BY GUEST BLOGGER | November 13, 2014
written by: Abigail Amico | Saint Louis University ’16
As the time for the Ignatian Family Teach In and the memorial of the Jesuit Martyrs draws nearer, I have begun to think more and more about my time in El Salvador, and I am beginning to feel the way I did when I got back. I feel hopeless, overwhelmed, and furious. Mix that with the turmoil that has hit St. Louis and that is going to soon return with vengeance and heartbreak, and the world is a lot to handle.
I think in a lot of ways though, I need to continue to think about my time in El Salvador, particularly my time at El Mozote. The trip was after the delegation and I had spent time in the community of Las Mesas, and in the midst of our journey to learn more about what had actually happened during the Civil War. When we arrived at El Mozote, a woman approached us and began to tell her mother’s story. She talked about how her mother was the only survivor in a city of 10,000 people. How they were killed for being poor, “supporting the guerrillas” or feeding people, and for being in the wrong place at the wrong time. They came at night and locked the children in a room, the men in a room, and the women in the room. They raped the women, burned the children alive, and shot the men. And I was standing there, dumbfounded. I was standing where children had once cried for their mothers who could not save them, where men fought for their families and lost. And there was one woman who everyday lived with the pain of being the only survivor. I remember what struck me most was that she had just given birth, and for weeks afterwards produced breast milk for a baby that no longer existed in this world.
Then I think of the four churchwomen, who wanted to do something good, or Oscar Romero. When I watch the documentaries and the films created about the lives of these heroes, I get sad, and I get angry. There, historians are talking over footage of places where I’ve once stood. When I showed up about 30 years to late. Where the country I call home demolished the country that I fell in love with. In my head it’s all still so real, and I was not even alive when it happened. I could not even find El Salvador on the map before I got there, and now I close my eyes and sometimes it is all I see.
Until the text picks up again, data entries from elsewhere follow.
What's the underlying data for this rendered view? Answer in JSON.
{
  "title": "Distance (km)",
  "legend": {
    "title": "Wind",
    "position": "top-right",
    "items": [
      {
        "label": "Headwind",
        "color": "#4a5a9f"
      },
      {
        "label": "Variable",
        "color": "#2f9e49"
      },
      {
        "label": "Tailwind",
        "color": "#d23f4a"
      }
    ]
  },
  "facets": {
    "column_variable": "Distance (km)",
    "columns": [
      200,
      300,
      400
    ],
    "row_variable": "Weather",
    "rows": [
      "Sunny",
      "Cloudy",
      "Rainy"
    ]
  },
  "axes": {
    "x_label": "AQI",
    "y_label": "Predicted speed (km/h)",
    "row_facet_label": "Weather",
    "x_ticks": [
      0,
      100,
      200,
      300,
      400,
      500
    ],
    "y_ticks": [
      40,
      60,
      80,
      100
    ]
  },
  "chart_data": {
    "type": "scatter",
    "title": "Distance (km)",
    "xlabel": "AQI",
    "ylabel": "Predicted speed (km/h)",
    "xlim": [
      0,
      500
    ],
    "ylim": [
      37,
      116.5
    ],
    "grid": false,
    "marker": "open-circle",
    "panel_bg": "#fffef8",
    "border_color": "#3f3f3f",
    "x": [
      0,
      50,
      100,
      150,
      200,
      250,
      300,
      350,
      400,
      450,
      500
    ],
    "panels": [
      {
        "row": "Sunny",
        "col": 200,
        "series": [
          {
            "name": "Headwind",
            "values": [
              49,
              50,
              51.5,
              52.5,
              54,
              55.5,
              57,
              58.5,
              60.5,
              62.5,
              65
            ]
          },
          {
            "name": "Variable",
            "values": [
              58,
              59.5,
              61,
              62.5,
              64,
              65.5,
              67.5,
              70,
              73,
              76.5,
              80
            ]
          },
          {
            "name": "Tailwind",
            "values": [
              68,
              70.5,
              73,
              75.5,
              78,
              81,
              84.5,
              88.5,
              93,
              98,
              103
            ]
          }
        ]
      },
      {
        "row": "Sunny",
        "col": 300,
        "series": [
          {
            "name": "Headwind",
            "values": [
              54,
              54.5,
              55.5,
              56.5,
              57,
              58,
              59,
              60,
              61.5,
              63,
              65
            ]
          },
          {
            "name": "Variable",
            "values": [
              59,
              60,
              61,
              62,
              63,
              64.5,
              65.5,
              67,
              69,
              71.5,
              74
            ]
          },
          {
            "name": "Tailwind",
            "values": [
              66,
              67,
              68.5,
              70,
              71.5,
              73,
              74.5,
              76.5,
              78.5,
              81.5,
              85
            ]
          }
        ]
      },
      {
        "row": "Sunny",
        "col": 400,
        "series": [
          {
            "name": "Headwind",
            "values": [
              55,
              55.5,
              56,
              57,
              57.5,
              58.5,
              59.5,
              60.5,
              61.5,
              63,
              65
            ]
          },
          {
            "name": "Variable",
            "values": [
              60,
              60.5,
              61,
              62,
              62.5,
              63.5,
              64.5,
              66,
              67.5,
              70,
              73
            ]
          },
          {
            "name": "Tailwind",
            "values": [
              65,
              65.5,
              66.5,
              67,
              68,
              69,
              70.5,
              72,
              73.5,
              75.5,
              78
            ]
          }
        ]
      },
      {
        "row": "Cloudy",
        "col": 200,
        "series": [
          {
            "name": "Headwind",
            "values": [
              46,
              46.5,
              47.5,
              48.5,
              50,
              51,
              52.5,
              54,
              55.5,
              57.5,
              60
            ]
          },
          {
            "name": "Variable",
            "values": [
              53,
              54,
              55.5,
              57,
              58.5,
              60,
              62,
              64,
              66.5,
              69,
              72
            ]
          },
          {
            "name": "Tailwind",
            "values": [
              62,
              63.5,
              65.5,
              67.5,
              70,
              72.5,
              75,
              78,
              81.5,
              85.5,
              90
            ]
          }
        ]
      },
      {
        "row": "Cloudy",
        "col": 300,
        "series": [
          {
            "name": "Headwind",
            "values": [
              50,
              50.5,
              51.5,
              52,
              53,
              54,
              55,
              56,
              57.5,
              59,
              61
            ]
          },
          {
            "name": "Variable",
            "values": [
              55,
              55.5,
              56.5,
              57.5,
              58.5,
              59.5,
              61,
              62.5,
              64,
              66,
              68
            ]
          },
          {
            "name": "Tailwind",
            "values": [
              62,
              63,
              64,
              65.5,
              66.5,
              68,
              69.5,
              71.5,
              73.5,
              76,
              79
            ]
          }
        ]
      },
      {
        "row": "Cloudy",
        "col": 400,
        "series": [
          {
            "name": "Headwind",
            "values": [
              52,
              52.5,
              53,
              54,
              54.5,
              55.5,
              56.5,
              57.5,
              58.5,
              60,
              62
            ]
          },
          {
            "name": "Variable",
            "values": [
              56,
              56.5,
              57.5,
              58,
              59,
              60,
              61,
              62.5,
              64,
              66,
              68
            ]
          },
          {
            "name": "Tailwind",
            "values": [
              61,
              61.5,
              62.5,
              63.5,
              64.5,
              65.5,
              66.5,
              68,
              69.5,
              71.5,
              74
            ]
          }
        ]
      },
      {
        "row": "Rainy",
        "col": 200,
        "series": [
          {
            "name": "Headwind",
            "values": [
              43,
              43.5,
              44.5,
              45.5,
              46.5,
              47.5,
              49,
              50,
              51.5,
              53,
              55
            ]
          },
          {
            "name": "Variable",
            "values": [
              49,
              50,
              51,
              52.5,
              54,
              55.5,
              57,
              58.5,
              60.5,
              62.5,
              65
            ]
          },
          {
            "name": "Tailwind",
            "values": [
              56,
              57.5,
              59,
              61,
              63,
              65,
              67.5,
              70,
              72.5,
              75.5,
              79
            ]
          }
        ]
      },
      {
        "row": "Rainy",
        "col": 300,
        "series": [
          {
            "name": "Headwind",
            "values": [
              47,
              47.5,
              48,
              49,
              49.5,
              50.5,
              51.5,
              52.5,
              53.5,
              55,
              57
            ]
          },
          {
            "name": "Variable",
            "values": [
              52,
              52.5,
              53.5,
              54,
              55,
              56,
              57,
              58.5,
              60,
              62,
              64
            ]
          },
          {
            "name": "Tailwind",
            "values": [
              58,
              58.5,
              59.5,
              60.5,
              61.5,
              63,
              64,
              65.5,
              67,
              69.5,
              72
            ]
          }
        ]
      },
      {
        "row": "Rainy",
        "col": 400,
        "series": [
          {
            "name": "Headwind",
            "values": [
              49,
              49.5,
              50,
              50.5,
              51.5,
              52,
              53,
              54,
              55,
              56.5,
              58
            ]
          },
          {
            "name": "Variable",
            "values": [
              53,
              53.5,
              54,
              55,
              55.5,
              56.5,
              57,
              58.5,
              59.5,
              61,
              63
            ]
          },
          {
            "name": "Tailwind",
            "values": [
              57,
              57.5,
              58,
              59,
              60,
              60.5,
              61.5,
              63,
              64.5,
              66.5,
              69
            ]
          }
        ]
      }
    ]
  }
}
But when I remember El Salvador, and I remember the lives lost, I also remember to not give up in frustration. Because as we were all reflecting on our time at El Mozote, a woman, a large campesino who had been listening to the radio, came sprinting toward us. “El Papa es una Jesuita! El Papa es una Jesuita! She was running, and it took awhile, and a translator, to get the whole story. But Pope Francis was elected while I was standing in El Mozote, and the hope that the Salvadorans are known for became alive in my own life. A South American Jesuit Pope! It was and is still one of the biggest realizations I have had, realizing that my life is important and it can matter to other people, because we have a pope who cares, we have priests who care, and long before me or the Salvadoran martyrs, we had lay people who have cared.
The Ignatian Family Teach-In can be a moment where all those who care can come together. It can be the El Mozote, talking about tough issues, injustices, and the losses along the way. But it can also represent the hope in that woman’s voice. The hope that we are not fighting alone, and the importance that we are fighting at all. In the ashes and in the mourning we can begin to once again plant seeds of justice and solidarity.